Here’s one last column condensed from a chapter in my new children’s book Disease-Hunting Scientist: Careers Hunting Deadly Diseases (Enslow Publishers):
In the movie Outbreak, researchers from the U.S. Army Medical Research Institute for Infectious Diseases and the Centers for Disease Control and Prevention (CDC) have to figure out how to stop a kind of super-Ebola virus from ravaging the U.S.
In 1995, the same year Outbreak came out, Marta Guerra, who already had her Doctor of Veterinary Medicine degree and was finishing her master’s degree in public health. “I remember seeing that movie and thinking, ‘Wow, that’s what I want to do!'”
Five years later, Guerra, now with a Ph.D. in epidemiology and a brand-new officer of the Epidemic Intelligence Service (EIS) of the CDC, received orders to head out on her first international mission: to study and combat an outbreak in Uganda of Ebola virus.
She joined a team in Lacor, Uganda, working in a laboratory set up at St. Mary’s Hospital, a private hospital which had much more advanced equipment than the local government-run hospital-equipment that allowed them to diagnose people with Ebola in less than 24 hours.
Accurate, fast diagnosis was important not only to identify Ebola patients but also to allow those who didn’t have the disease to be sent home, minimizing their risk of exposure.
Guerra’s tasks included tracking the spread of the disease, identifying those who had been exposed, and educating the public.
Every day team members would go to the government-run hospital and get the list of people who were newly admitted and/or diagnosed. “Then we would go out to the person’s home and make a list of contacts. Those contacts would have to be visited for 21 days. If there was anyone that appeared to be unhealthy or developing any kind of symptoms, then we would call in to the hospital to bring an ambulance out.” The effort involved 150 trained volunteers.
Over the course of the outbreak, 5,600 people who had been in contact with infected patients were identified and observed.
Although the Ugandan government had done a “wonderful job” educating people about HIV, Guerra says, the lessons learned regarding HIV actually made it harder to deal with Ebola. Whereas people who test positive for HIV remain infected for life, people who recover from Ebola are no longer contagious and are also protected from the disease in the future.
Because of what they’d learned about HIV, people thought that anyone with antibodies to Ebola was contagious and was dangerous to have around. “We’d find [survivors] totally by themselves, without food, because nobody wanted to share their food with them, allow them to use any dishes, anything.”

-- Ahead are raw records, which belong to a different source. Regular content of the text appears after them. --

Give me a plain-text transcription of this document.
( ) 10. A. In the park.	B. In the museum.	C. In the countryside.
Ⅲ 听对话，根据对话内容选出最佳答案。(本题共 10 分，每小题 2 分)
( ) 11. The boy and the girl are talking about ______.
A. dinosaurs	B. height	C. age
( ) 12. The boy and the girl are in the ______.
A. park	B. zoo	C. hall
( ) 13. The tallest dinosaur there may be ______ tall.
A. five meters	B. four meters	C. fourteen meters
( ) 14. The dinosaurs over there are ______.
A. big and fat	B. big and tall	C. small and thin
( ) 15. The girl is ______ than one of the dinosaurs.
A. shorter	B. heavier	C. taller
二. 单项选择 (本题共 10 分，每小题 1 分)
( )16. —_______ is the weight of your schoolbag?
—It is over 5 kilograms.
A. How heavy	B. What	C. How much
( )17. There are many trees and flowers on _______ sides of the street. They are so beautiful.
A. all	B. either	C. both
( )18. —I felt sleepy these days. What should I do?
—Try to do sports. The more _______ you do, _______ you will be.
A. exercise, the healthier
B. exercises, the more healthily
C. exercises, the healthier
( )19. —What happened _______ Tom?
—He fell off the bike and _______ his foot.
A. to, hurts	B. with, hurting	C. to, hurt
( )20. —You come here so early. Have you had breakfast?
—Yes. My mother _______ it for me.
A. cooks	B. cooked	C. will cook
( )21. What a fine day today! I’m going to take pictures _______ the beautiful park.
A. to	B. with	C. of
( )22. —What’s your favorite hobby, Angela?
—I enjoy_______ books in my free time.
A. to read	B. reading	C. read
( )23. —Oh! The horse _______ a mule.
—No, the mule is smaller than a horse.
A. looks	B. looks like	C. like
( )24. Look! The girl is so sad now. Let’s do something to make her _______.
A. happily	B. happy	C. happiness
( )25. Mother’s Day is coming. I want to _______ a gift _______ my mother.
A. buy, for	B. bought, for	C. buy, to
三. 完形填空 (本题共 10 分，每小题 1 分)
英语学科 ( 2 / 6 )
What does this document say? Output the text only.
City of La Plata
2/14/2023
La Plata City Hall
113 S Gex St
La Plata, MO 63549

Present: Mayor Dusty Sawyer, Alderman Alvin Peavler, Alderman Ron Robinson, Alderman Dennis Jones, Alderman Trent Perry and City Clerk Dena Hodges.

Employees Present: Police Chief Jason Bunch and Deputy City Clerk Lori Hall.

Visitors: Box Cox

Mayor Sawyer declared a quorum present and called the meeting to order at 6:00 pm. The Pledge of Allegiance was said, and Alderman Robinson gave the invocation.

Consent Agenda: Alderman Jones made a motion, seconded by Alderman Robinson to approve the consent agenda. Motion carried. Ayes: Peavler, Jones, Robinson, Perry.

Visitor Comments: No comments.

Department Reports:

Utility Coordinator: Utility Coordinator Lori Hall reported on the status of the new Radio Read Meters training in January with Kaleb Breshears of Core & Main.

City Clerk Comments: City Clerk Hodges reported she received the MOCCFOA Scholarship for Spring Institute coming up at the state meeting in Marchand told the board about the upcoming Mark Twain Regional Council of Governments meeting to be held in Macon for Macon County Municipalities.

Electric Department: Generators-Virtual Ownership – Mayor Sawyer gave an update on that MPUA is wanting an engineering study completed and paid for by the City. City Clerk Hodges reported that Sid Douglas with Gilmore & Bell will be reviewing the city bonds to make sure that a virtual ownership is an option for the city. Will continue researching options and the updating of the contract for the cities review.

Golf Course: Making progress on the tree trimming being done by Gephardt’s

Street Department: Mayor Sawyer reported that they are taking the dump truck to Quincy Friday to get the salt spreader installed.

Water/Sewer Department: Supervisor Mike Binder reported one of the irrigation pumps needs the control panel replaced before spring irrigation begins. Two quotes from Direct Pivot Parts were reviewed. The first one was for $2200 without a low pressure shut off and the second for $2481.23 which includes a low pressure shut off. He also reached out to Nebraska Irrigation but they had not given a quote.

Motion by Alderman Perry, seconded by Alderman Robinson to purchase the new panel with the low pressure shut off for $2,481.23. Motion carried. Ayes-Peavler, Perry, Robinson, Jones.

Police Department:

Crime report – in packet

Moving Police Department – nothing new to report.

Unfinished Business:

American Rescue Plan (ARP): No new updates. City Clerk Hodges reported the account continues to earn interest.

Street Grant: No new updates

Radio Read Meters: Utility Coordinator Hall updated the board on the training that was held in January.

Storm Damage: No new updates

To counteract that, “I would definitely go up and touch them, or try to show them that I was not scared to be around them. I always ended up giving them some money so they could get food at least for a week to be able to buy some pots and pans and some things to sleep on, because some of them were not being allowed to come back to their families.”
Most people in the area would first be cared for by family members when they became ill, Guerra explains. After that, they would probably turn to traditional healers rather than trying to get to a probably distant clinic. That led to tragedies like the death of all four sisters in one family.
Team members urged the locals to go to a clinic as soon as they felt ill. “If it was malaria, then good, you got your treatment early,” Guerra would tell them, while if it was Ebola, the patient could quickly be isolated and supportive care begun.
The researchers, who knew what precautions to take, weren’t particularly concerned about contracting the disease. They were more worried about the risk of violence.
“We were in the territory of the Lord’s Resistance Army in northern Uganda. A lot of people had been displaced up there, a lot of people kidnapped and killed.”
In the end, though, Guerra’s team saw nothing of the rebels. “I think they were also very scared of the Ebola outbreak,” she says, and with good reason: it killed 225 people before being brought under control
Despite the difficulties and dangers, Guerra calls the experience “just wonderful.”
“There are still chances to go out there and help people who are in a very disadvantaged state,” she says. “There are still chances to go out there and do investigations.”